Inspiring the Patriotism and Confidence Needed to Succeed – Taiwo Odukoya

It was Eleanor Roosevelt who said, “A good leader inspires people to have confidence in the leader; a great leader inspires people to have confidence in themselves.” The truth is, nothing can stop a people with the collective will and confidence to succeed at a common cause. And great leadership inspires this sense of confidence and will power in the hearts of the people by modeling it. It took the signatures of 56 leaders, willing to stake their lives and liberty for the cause of an independent nation, to ignite the fire of patriotism, self-confidence and commitment that birthed the American nation. It took one man’s willingness to lay down his life for the cause of his people to inspire the confidence and patriotism needed to bring about the emancipation of black South Africans from the clutches of apartheid. And on the negative side of the equation, it took the determination and ambition of one man to inspire the confidence and sense of patriotism the Germans needed to attempt to dominate the world. There is a dash of patriotism and self confidence every leader needs to provoke its people to success. But it must be modeled.

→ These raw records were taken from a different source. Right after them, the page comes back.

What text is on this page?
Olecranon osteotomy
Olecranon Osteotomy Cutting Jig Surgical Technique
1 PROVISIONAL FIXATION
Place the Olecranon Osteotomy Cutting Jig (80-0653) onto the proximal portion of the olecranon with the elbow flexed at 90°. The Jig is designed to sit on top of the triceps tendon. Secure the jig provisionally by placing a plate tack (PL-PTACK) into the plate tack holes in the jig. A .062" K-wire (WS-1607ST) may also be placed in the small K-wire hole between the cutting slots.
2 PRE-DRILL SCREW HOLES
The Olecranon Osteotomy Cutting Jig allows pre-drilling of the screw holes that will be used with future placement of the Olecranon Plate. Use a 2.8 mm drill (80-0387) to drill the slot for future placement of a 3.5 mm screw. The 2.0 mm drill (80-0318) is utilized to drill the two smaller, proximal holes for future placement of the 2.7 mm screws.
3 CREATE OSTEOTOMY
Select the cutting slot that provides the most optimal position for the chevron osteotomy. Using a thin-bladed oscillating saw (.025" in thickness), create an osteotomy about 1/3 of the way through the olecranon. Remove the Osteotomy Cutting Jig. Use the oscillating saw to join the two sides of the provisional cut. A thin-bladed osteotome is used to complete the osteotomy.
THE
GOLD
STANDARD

On the May 29, 2015, we saw a glimmer of patriotism and self confidence across Nigeria like we have not seen in a long time. The sportsmanship of the outgoing government and the pedigree of the men who constitute the leadership of the new government combined to give Nigerians a reasonable measure of confidence in our ability to make our democracy work, and a renewed sense of hope in our commitment to make the country live out its potential. But we must however recognise that enthusiasm will naturally wane or wax with time and that is why every effort must be made to sustain the momentum.

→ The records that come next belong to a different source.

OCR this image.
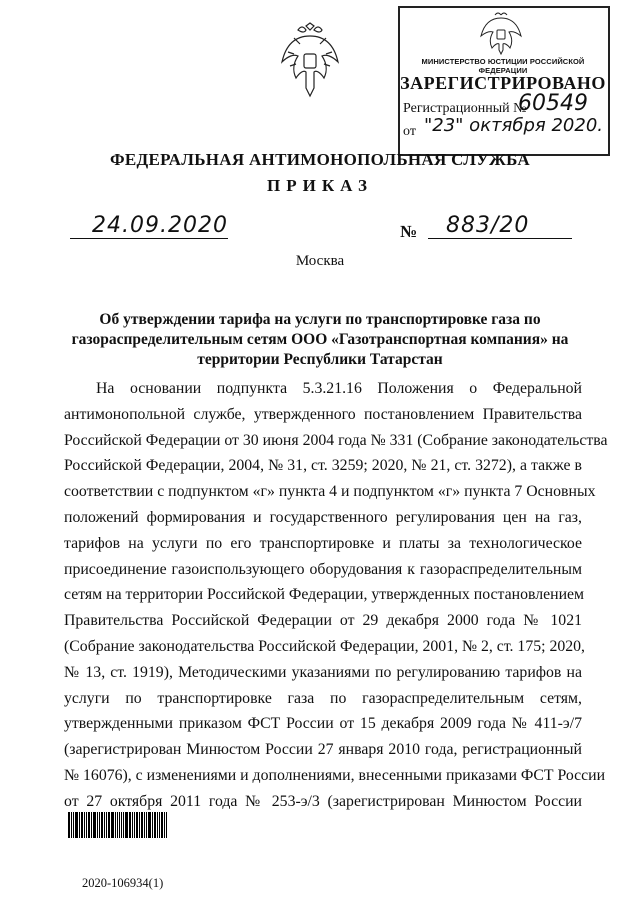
МИНИСТЕРСТВО ЮСТИЦИИ РОССИЙСКОЙ ФЕДЕРАЦИИ
ЗАРЕГИСТРИРОВАНО
Регистрационный №
60549
от "23" октября 2020.
ФЕДЕРАЛЬНАЯ АНТИМОНОПОЛЬНАЯ СЛУЖБА
ПРИКАЗ
24.09.2020	№ 883/20
Москва
Об утверждении тарифа на услуги по транспортировке газа по
газораспределительным сетям ООО «Газотранспортная компания» на
территории Республики Татарстан
На основании подпункта 5.3.21.16 Положения о Федеральной
антимонопольной службе, утвержденного постановлением Правительства
Российской Федерации от 30 июня 2004 года № 331 (Собрание законодательства
Российской Федерации, 2004, № 31, ст. 3259; 2020, № 21, ст. 3272), а также в
соответствии с подпунктом «г» пункта 4 и подпунктом «г» пункта 7 Основных
положений формирования и государственного регулирования цен на газ,
тарифов на услуги по его транспортировке и платы за технологическое
присоединение газоиспользующего оборудования к газораспределительным
сетям на территории Российской Федерации, утвержденных постановлением
Правительства Российской Федерации от 29 декабря 2000 года № 1021
(Собрание законодательства Российской Федерации, 2001, № 2, ст. 175; 2020,
№ 13, ст. 1919), Методическими указаниями по регулированию тарифов на
услуги по транспортировке газа по газораспределительным сетям,
утвержденными приказом ФСТ России от 15 декабря 2009 года № 411-э/7
(зарегистрирован Минюстом России 27 января 2010 года, регистрационный
№ 16076), с изменениями и дополнениями, внесенными приказами ФСТ России
от 27 октября 2011 года № 253-э/3 (зарегистрирован Минюстом России
2020-106934(1)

It is our firm belief and prayer that the new leadership will inspire Nigerians to see the potential in themselves and empower them to make contributions at various levels toward the development of the country, as it will be virtually impossible to succeed otherwise.

The truth is, seizing the opportunity that this moment presents will require a sense of shared responsibility. We are in this together, the government and the governed. It was the American politician and one time Governor of Illinois, Alder Stevenson who said, “As citizens of this democracy, you are the rulers and the ruled, the law-givers and the law-abiding…” So let us join hands with the new government every way we can to make Nigeria great again. We can do this by promoting a culture of excellence and egalitarianism in our own spheres of influence, offering constructive criticism where necessary, and resisting the temptation to pervert the course of justice or subvert due process in our respective endeavours.

There is a near-consensus across the world that Nigeria has turned the corner for good, and the majority of its people are eager to see it assume its pride of place in Africa and across the world and willing to do what they can to ensure it succeeds. The onus is now on the leadership to fan this new ember of enthusiasm and patriotism into a full bloom.